天馬はフダン草を食べ終わると首を傾けて群れに戻っていった。こっちに来いという意味だろうか?俺は恐るおそる後ろを着いて群れへと向かう。すると俺達を敵では無いと認めたのだろうか、群れの連中が皆集まってきた。全部で十頭はいるようだが、綺麗な白い翼をもった天馬が群れを成しているという幻想的な光景に俺達は息を呑んだ。
群れの中心で俺はフダン草を全て取り出すと、天馬に羽根との交換を再度お願いした。1kg程度のフダン草で何枚くらい貰えるか全くわからなかったが最低でも一枚あれば依頼は達成できるし、この幻想的な生き物を見れただけでも十分だと思える程だった。
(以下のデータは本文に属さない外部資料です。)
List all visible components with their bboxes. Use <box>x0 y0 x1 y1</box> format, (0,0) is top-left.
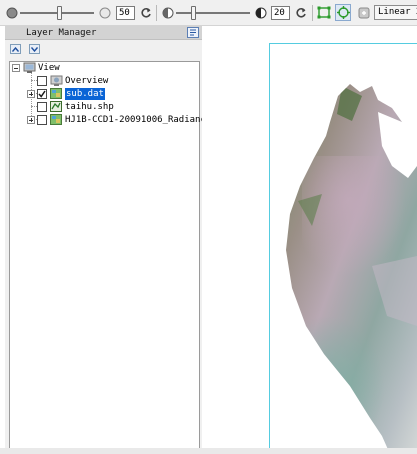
contrast-high-icon <box>253 4 269 21</box>
raster-layer-icon <box>50 88 62 99</box>
vector-layer-icon <box>50 101 62 112</box>
view-icon <box>23 62 36 73</box>
reset-contrast-button[interactable] <box>293 4 309 21</box>
layer-item-taihu-shp[interactable]: taihu.shp <box>10 101 200 113</box>
layer-manager-title: Layer Manager <box>26 28 97 38</box>
stretch-type-select[interactable]: Linear 2 <box>374 5 417 20</box>
pan-icon <box>358 7 370 18</box>
move-layer-up-button[interactable] <box>10 44 21 54</box>
contrast-low-icon <box>160 4 176 21</box>
reset-icon <box>296 7 306 18</box>
collapse-icon[interactable] <box>12 64 20 72</box>
brightness-high-icon <box>97 4 113 21</box>
layer-item-sub-dat[interactable]: sub.dat <box>10 88 200 100</box>
layer-visibility-checkbox[interactable] <box>37 115 47 125</box>
checkmark-icon <box>38 90 46 98</box>
move-layer-down-button[interactable] <box>29 44 40 54</box>
raster-layer-icon <box>50 114 62 125</box>
reset-icon <box>141 7 151 18</box>
image-view-canvas[interactable] <box>202 26 417 454</box>
dock-pin-icon[interactable] <box>187 27 199 38</box>
layer-item-overview[interactable]: Overview <box>10 75 200 87</box>
reset-brightness-button[interactable] <box>138 4 154 21</box>
layer-label: taihu.shp <box>65 102 114 112</box>
tree-root-view[interactable]: View <box>10 62 200 74</box>
layer-visibility-checkbox[interactable] <box>37 76 47 86</box>
toolbar-separator <box>156 5 157 21</box>
display-toolbar: 50 20 Linear 2 <box>0 0 417 26</box>
expand-icon[interactable] <box>27 116 35 124</box>
layer-manager-titlebar: Layer Manager <box>5 26 202 40</box>
layer-label: Overview <box>65 76 109 86</box>
brightness-low-icon <box>4 4 20 21</box>
contrast-value-input[interactable]: 20 <box>271 6 290 20</box>
overview-icon <box>50 75 63 86</box>
expand-icon[interactable] <box>27 90 35 98</box>
zoom-extent-icon <box>317 6 331 19</box>
chevron-up-icon <box>12 46 19 52</box>
chevron-down-icon <box>31 46 38 52</box>
contrast-slider-thumb[interactable] <box>191 6 196 20</box>
layer-label: HJ1B-CCD1-20091006_Radiance <box>65 115 212 125</box>
tree-root-label: View <box>38 63 60 73</box>
layer-visibility-checkbox[interactable] <box>37 89 47 99</box>
layer-label: sub.dat <box>65 88 105 100</box>
layer-item-hj1b-radiance[interactable]: HJ1B-CCD1-20091006_Radiance <box>10 114 211 126</box>
toolbar-separator <box>312 5 313 21</box>
brightness-value-input[interactable]: 50 <box>116 6 135 20</box>
satellite-image <box>286 84 417 454</box>
layer-visibility-checkbox[interactable] <box>37 102 47 112</box>
zoom-fit-icon <box>336 6 350 19</box>
pan-button[interactable] <box>356 4 372 21</box>
layer-manager-panel: Layer Manager View Overview sub.dat taih… <box>5 26 211 454</box>
zoom-extent-button[interactable] <box>316 4 332 21</box>
contrast-slider-track[interactable] <box>176 12 250 14</box>
zoom-fit-button[interactable] <box>335 4 351 21</box>
status-strip <box>0 448 417 454</box>
layer-tree[interactable]: View Overview sub.dat taihu.shp HJ1B-CCD… <box>9 61 211 451</box>
brightness-slider-thumb[interactable] <box>57 6 62 20</box>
天馬は俺の出したフダン草の量を見ると群れの仲間に対して一声鳴いた。すると群れの中の数頭が自分の翼から口を使って羽根を数本抜いて俺の前に差し出してきた。
どうやら交渉が成功したようだ。1kgの草と引き換えに手にいれた羽根は四枚だった。これで四ヶ月は転移魔道具が使えるのだろうし十分だろうと思い、俺は天馬に礼を言うと群れを後にした。
広場から離れて少し歩くと俺達は見晴らしのいい丘で休憩を取った。先程見た幻想的な光景を思い出しているのかアリスと姉が溜息をついている。
「とても雄大で優雅だったわねー、あの背に乗って空を飛んでみたいわ・・・」
姉の顔が夢見る乙女のようだった。俺も其処まででは無いがやはり天馬の姿には感動を覚えたのも事実だ。元の世界では絶対に見る事のできない幻獣を見る事ができたのでご満悦だ。
ヒヒィーン
その時だった、俺達が歩いてきた広場の方角から馬の嘶きが聞こえてきた。何事かと背後を振り返ると空に数頭の天馬が飛び立って上空を旋回していた。
「一、二、三・・・。トーヤ!天馬が九頭しか居ません。広場で何かあったようです!戻りましょう!」
アリスが飛んでいた天馬を数えていたようで、群れの数より一頭少ないと気付いたようだ。俺は姉とアリスに武器を用意させると広場のある方へと一直線に駆けた。